The first half of this passage is a longing desire that we pay attention to God’s call: “Oh, that today you would hear his voice…” If you sit with those words for a few minutes and let them echo in your mind, you can almost hear the divine desire reaching out for you.

Then comes the warning: “Do not harden your hearts as at Meribah… as on the day of Massah in the desert.” Meribah is the place of quarreling with God; Massah is the place of testing Him.

This reference to the Israelite experience in the desert during their forty years of Exodus closely mirrors our own forty days of Lent—one day for every year wandering in the wilderness. As we journey through this Lenten season, we travel alongside the Israelites. How many times have we encountered our own Meribah and Massah? I hope, perhaps counterintuitively, at least a few. That confrontation of the whole person with the Divine implies an authentic relationship. It reflects the deep meaning behind the name Israel: we are the people who wrestle and quarrel with God. We are the people who love God so much that we get angry with Him, shouting like a child at a parent, “Why?! I don’t understand!”

Over the past couple of months, we have experienced our share of loss. A good friend and pillar of the Prep community, Chris Lynch, was taken from us at the young age of 55. That same week, I lost my Uncle Richard, who was also my godfather. It is also during Lent that I remember the loss my father, my grandmothers, my aunts, and my sister.

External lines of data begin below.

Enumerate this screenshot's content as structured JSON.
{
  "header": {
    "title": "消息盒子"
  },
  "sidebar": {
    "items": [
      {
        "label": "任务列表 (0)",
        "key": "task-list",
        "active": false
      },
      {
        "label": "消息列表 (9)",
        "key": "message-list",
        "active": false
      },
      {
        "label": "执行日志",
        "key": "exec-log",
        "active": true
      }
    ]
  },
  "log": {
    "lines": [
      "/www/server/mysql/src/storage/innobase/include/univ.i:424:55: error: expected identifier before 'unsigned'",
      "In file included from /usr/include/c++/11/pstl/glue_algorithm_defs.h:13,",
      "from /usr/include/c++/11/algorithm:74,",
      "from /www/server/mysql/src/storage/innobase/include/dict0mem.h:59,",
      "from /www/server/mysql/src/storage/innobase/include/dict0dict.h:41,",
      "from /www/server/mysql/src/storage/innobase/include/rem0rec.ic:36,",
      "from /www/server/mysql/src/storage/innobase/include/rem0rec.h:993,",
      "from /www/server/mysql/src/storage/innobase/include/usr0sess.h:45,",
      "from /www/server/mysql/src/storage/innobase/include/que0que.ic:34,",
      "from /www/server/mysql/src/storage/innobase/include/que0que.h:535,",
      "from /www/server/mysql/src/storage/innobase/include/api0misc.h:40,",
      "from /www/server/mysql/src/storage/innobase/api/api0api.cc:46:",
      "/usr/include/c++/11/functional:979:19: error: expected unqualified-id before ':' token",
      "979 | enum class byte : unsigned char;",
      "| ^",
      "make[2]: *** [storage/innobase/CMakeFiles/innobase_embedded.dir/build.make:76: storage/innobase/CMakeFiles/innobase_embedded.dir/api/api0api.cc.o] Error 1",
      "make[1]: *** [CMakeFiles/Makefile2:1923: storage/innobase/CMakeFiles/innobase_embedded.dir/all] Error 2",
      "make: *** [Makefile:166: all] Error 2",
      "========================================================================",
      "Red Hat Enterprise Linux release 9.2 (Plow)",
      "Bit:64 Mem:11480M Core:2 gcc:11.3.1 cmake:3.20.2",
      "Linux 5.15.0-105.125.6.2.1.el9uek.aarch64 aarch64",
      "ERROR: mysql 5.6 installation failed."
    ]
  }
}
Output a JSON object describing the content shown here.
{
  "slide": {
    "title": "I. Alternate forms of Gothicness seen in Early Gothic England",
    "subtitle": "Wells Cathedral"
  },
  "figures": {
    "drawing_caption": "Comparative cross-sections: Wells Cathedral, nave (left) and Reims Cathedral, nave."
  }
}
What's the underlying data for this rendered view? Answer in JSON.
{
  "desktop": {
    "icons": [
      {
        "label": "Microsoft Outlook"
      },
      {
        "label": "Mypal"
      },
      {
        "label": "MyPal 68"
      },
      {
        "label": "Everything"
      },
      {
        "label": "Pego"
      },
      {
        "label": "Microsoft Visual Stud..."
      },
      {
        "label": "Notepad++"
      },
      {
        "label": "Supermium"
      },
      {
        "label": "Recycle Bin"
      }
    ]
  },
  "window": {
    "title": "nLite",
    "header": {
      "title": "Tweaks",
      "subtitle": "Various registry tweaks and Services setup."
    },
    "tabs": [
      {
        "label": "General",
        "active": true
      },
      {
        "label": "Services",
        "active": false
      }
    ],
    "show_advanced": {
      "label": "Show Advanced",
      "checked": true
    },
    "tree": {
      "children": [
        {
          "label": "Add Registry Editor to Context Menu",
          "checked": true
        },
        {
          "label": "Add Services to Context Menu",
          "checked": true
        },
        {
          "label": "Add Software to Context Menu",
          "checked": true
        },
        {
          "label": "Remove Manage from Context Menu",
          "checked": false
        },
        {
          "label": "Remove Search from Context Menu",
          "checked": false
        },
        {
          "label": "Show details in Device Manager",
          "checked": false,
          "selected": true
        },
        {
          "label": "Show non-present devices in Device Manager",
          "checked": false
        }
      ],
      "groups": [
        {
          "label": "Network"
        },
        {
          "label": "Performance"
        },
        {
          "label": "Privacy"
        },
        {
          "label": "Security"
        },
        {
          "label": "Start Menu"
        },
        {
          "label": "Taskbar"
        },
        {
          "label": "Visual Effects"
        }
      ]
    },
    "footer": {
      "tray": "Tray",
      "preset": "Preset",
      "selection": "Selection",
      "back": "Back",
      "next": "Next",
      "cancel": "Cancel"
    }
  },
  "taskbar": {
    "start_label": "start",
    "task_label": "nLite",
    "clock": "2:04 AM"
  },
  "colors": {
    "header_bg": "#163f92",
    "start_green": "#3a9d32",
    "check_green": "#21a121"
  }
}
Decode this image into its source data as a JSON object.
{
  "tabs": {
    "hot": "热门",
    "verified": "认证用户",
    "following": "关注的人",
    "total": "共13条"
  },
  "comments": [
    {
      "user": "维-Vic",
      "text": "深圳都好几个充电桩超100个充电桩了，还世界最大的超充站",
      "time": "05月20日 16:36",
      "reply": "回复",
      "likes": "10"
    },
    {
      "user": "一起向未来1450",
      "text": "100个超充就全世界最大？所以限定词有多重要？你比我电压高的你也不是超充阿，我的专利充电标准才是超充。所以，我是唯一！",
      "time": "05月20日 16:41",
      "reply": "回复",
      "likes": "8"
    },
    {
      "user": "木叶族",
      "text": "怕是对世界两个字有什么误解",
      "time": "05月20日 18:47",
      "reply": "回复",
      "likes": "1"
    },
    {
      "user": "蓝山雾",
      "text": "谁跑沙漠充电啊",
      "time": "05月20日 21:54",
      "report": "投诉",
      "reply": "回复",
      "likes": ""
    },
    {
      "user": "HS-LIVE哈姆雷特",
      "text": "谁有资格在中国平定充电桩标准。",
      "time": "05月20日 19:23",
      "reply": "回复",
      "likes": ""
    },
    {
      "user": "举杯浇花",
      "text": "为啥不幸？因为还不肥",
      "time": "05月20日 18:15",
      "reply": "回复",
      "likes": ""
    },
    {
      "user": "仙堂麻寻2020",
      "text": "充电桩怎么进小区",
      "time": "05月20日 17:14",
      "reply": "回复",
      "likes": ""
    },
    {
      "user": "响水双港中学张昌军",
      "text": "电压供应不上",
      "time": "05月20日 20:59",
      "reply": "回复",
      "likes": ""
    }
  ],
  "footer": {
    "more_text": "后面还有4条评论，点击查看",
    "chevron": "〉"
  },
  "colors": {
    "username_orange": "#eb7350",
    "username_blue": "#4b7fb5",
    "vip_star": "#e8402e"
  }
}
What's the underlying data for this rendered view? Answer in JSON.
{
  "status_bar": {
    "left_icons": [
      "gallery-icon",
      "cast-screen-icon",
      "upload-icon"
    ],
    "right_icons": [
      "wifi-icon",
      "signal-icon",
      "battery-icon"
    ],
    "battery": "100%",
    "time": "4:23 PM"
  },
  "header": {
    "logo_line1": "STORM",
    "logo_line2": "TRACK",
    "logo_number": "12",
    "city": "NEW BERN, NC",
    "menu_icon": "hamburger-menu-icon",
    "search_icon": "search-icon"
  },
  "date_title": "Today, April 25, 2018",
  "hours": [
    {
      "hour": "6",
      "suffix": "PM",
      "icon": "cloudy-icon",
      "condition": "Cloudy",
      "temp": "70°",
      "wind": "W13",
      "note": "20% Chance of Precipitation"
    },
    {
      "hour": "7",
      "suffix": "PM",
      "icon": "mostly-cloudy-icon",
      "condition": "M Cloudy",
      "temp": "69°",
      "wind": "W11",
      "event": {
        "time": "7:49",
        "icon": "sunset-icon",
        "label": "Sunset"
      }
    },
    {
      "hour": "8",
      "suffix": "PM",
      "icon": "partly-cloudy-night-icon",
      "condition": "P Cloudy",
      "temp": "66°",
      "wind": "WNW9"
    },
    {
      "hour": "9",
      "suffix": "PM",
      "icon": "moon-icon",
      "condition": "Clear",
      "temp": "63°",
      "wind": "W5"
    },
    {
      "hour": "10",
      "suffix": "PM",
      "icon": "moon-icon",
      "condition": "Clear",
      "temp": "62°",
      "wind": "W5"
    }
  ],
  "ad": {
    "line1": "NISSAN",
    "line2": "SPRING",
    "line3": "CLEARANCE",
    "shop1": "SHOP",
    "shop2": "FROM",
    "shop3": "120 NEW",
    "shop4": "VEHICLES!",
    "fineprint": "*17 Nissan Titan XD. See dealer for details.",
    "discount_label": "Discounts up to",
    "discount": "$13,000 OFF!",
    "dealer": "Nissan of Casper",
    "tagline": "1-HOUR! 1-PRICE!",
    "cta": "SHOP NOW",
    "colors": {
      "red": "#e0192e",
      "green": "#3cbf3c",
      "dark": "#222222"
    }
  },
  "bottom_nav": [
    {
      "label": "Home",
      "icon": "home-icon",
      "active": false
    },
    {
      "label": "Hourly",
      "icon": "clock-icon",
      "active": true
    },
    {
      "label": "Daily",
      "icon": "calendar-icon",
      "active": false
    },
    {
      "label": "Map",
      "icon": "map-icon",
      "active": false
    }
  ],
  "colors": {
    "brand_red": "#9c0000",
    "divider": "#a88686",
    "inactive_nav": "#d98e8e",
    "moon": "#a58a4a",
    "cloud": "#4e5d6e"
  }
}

Because of this, the liturgical season carries a heavy weight of memory and meaning for me. The journey of Lent implies loss. It isn’t for nothing that it is framed as a journey through a desert: arid, unforgiving, and desolate. It is here, in the quiet emptiness, that God is often the hardest to hear—and exactly where we need Him the most.

That is why today’s Gospel reading from John is so difficult for me. Jesus says: “Amen, amen, I say to you, whoever keeps my word will never see death.” The people challenge Him, replying, “Abraham died, as did the prophets, yet you say, ‘Whoever keeps my word will never taste death.’” 
When I read this, I hear my own voice challenging Him: “Chris died, as did my father, my grandfathers and grandmothers, my uncles, aunts, cousins, and my sister. Yet You say, ‘Whoever keeps my word will never taste death.'”

This is my Meribah. This is my Massah.

But then, if you listen closely, you can hear Jesus speak elsewhere in that same Gospel: “They are asleep… They will rise.”(John 11:11, 23).

That is the promise of Easter. 
It brings to mind the Jewish evening prayer, Ahavat Olam. I am particularly moved by the Platt Brothers’ rendition, where they weave a beautiful English refrain right into the traditional Hebrew text: “When we lie down, when we rise up, this joy will last forever.” This lyric is a direct, poetic reflection of the ancient Hebrew words: b’shochbeinu u’v’kumeinu (when we lie down and when we rise up) and v’nismach… l’olam va’ed (and we will rejoice… forever and ever).

So, when we find ourselves stranded in our own Meribah and Massah, experiencing the profound desolation of loss, let us try to hear His voice. Let us remember that they are only asleep.

When we lie down, and when we rise up, this joy will last forever.